President Biden on Monday is set to announce his new nominee to lead the Bureau of Alcohol, Tobacco, Firearms and Explosives after the White House was forced to pull its first ATF nominee in September due to concerns from lawmakers.
Mr. Biden will nominate Steve Dettelbach, a former U.S. attorney for the Northern District of Ohio, to run the federal law enforcement agency. “[Dettelbach] should be a noncontroversial candidate because he has a long record of working in law enforcement,” a senior administration official said.
In 2018, Dettelbach lost his race to be Ohio’s attorney general. During the campaign, he advocated for universal background checks for those who wish to purchase guns, reinstating the assault weapons ban, and restricting guns for people with serious mental health problems, according to WOSU.
If confirmed by the Senate, Dettelbach would be the first permanent ATF director since 2015.
Mr. Biden had originally tapped David Chipman to lead the agency, but pulled the nomination after several Republican lawmakers and Senator Angus King, an Independent who caucuses with Democrats, voiced their opposition to the pick. After his nomination was withdrawn, Chipman criticized the lawmakers for their opposition, telling “CBS Evening News” anchor and managing editor Norah O’Donnell that the gun industry “profits by gun violence itself.”

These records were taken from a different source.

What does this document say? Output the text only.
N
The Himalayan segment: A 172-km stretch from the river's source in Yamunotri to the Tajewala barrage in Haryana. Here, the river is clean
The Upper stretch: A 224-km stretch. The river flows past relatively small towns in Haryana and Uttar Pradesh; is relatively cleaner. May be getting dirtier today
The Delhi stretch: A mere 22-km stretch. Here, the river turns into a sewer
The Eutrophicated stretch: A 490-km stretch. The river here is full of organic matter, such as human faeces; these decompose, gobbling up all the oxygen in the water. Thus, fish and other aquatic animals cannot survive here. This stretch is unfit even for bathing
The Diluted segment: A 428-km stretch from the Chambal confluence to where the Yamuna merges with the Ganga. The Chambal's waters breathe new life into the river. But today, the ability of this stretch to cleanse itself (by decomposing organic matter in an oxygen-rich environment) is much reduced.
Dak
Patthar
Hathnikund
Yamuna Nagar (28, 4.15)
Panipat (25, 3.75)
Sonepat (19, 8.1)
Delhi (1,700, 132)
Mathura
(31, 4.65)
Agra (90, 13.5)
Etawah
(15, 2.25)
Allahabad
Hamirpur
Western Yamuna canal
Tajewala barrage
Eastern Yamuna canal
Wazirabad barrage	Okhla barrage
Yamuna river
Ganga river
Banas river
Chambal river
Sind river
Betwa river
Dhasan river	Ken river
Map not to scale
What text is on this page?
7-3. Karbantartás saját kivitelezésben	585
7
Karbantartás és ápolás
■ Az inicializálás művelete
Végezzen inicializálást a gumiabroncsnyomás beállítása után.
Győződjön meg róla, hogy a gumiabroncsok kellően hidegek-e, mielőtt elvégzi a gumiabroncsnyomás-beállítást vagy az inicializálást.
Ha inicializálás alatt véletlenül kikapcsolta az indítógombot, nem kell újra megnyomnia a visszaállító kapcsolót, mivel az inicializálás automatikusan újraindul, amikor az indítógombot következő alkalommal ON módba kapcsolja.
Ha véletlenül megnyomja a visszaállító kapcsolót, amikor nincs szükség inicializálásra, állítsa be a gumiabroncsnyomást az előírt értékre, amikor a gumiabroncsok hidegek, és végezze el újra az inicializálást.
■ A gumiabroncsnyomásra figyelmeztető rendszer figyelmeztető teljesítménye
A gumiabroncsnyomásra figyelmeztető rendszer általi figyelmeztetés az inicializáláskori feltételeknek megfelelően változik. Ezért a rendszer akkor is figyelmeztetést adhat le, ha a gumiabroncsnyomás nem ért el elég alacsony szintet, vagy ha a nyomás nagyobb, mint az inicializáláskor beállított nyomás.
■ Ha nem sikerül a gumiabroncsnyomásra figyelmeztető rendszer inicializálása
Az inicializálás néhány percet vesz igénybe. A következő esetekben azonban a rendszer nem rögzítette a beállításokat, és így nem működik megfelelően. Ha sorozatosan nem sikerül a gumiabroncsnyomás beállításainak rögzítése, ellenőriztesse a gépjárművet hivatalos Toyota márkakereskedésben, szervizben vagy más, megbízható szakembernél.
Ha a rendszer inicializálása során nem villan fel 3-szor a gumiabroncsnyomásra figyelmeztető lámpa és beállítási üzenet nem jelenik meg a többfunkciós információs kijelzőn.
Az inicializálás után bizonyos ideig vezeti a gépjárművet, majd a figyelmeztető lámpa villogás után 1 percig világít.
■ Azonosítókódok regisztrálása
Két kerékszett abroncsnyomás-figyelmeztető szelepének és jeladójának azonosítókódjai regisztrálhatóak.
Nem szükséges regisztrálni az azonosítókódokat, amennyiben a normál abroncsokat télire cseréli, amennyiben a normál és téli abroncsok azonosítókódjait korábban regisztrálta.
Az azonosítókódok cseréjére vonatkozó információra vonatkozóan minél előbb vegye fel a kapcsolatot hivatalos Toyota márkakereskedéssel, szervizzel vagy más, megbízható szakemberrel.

The Biden administration on Monday is also announcing a new rule to regulate the manufacturing and sale of “ghost guns” — homemade firearms that lack serial numbers, making them difficult for law enforcement to trace. The new rule will require the guns — which can be made with 3D printers or sold as assembly kits — to be treated like other firearms made and sold in the U.S.
Commercial manufacturers of ghost gun assembly kits will now be required to include serial numbers. Commercial sellers will also need to be federally licensed, run background checks before selling a homemade gun kit and keep records of the purchases for as long as they are in business. The current rule allows sellers to purge records after 20 years.
A senior administration official asserted during a Sunday press briefing that “this rule operates within the legal boundaries of the Constitution.”
This final regulatory rule on ghost guns comes one year after the Biden White House tasked the Justice Department with looking into such weapons after mass shootings in Boulder and Atlanta in 2021.
Ghost guns have recently been cited by metropolitan police chiefs and politicians as one of the causes of increased crime rates across the country.
“In New York City in 2019, we recovered 47 ghost guns. In 2020, we recovered 150 ghost guns. In 2021, that number jumped up to 375. And so far in 2022, we have 85 compared to 20 last year,” NYPD Chief of Intelligence Tom Galati said last month. “That’s a 325% increase of seizures of ghost guns since last year.”
But ghost guns are used in only a fraction of gun crimes. About 12% of guns seized by the NYPD so far this year were ghost guns, according to the New York Post, although data is limited because of how difficult it is to trace them.
In a CBS News poll released on Sunday, Americans listed crime as the third-highest priority — after the economy and inflation — that they thought Mr. Biden and his administration should address.